Posted on:2010-02-02Degree:Ed.DType:Dissertation
University:Teachers College, Columbia UniversityCandidate:Tocci, CharlesFull Text:PDF
GTID:1446390002484786Subject:Education
Abstract/Summary:
Grades, those little marks used to signify learning, have become integral to schooling. What made this possible? This dissertation investigates the earliest recorded instance of grades to pose problems concerning the roles they play. To do so, the concepts of immanence and abstract machines are employed from the works of Gilles Deleuze and Felix Guattari. Immanence is employed as an epistemological framework to direct attention the interrelations of social forces in the historical moment. Within this frame, grades as theorized to work as abstract machines meaning that some bit of knowledge is applied to materials to produce representations.

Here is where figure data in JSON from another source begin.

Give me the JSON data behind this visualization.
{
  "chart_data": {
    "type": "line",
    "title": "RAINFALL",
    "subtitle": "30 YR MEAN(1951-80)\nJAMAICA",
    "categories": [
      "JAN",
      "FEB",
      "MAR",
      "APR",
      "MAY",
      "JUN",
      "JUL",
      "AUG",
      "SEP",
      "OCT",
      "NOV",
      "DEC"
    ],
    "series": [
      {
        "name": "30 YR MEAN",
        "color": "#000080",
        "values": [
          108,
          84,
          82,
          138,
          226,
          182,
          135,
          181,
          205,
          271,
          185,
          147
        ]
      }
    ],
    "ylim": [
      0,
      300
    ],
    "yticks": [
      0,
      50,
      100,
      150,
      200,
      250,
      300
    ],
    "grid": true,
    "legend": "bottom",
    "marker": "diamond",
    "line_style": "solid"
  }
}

From this comes the idea of grade-machines, a shift that puts the emphasis on what grades do in the social contexts of schooling.;In order to proliferate interpretations of the historical event, a range of transcribed historical documents are included in the text as convolutes such that readers can interact directly source materials. The author's narrative is presented following these convolutes. This interpretation examines grades as introduced at Yale College in 1785 where they worked to purge some students from school and create various representations of student learning. Grades are then compared to another machine, the cotton gin, to highlight the machine-like work of grades. Here several problems are posed to older explanations for the introduction of grades, namely that grades were deployed to more efficiently deal with a growing student body. Instead, grades have long served a purging function by marking failure and distinguishing levels of learning. Moreover, the introduction of grades initiated a new set of pedagogical knowledges concerning measuring and representing learning that is still employed today in discourses about assessment, data-driven instruction, and grade inflation. The issues raised in this dissertation suggest that these discussions do not pay sufficient attention to the spaces and context into which grades are used as well as ignore the historical purging function grade-machines continue to perform. Finally, a number of questions are raised bout grades in the present in an effort to engage the reader in the process of creating implication and significance of the study.